Crude production in PdV’s western division, which is concentrated in and around Lake Maracaibo in Zulia state, currently averages about 150,000 b/d compared with about 300,000 b/d in 2017 and 600,000 b/d in 2015. Eastern division output is running along the same downward trend.
PdV is currently working on transforming the upgraders, which have a combined capacity to produce 600,000 b/d of synthetic crude, into blending facilities to yield more 16°API Merey crude favored by its Chinese and Indian clients. Much of the synthetic crude produced by the upgraders since the late 1990s was shipped to the US, where refiners are no longer allowed to buy Venezuelan feedstock.

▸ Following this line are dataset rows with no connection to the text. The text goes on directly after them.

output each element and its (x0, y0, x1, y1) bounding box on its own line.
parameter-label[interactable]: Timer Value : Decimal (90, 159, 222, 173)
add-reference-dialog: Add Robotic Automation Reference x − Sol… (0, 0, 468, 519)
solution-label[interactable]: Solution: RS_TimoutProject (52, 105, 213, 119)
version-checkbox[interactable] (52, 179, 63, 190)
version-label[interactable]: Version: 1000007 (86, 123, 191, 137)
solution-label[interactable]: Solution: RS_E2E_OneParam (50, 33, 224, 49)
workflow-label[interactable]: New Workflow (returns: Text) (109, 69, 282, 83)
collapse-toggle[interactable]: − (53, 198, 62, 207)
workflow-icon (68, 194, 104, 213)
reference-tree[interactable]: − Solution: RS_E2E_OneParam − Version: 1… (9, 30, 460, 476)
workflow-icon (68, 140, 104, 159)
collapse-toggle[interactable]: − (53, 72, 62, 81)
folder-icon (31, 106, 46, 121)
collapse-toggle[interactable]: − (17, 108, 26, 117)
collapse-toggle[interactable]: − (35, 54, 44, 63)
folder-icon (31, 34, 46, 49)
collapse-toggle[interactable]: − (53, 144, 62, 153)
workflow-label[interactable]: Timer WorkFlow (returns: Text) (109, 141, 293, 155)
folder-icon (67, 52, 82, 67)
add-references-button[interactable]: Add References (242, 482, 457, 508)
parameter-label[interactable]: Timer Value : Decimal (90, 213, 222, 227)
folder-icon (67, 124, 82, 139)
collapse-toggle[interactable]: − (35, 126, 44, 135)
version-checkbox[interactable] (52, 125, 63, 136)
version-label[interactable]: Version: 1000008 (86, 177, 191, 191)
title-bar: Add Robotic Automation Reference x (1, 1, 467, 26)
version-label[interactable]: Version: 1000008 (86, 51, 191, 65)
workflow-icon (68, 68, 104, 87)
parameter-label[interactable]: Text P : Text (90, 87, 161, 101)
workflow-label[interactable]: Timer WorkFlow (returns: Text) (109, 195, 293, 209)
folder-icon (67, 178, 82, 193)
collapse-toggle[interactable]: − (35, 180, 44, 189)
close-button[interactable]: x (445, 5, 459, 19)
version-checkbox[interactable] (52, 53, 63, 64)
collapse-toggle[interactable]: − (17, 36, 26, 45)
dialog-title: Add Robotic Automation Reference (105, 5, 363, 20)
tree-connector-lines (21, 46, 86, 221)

PdV already runs the PetroSinovensa blending plant in Jose in conjunction with China´s state-owned CNPC. The plant has been able to weather the industry´s structural problems better than the upgraders, in part because of independent back-up power supply but also because of greater availability of lighter grades. CNPC also plays a broader operational role at the plant.
Political tensions spike
The steep decline in Venezuelan production coincides with rising political tensions. The opposition-controlled National Assembly was forced to cancel a legislative session today after government security forces, including Sebin intelligence, national guard and police, blocked the entrance to the assembly chamber in downtown Caracas this morning.
Venezuelan turmoil has escalated since a failed 30 April military uprising that the opposition had hoped would topple President Nicolas Maduro. Instead, the government has intensified a crackdown on dissent, forcing several of the assembly deputies into diplomatic compounds and others into exile.
The US-backed opposition led by Juan Guaido, considered interim president by most western countries, is lobbying Washington for possible military action. But senior US military officials have stated that sanctions and diplomacy remain the primary options on Venezuela. The White House is also currently preoccupied with Iran and internal politics.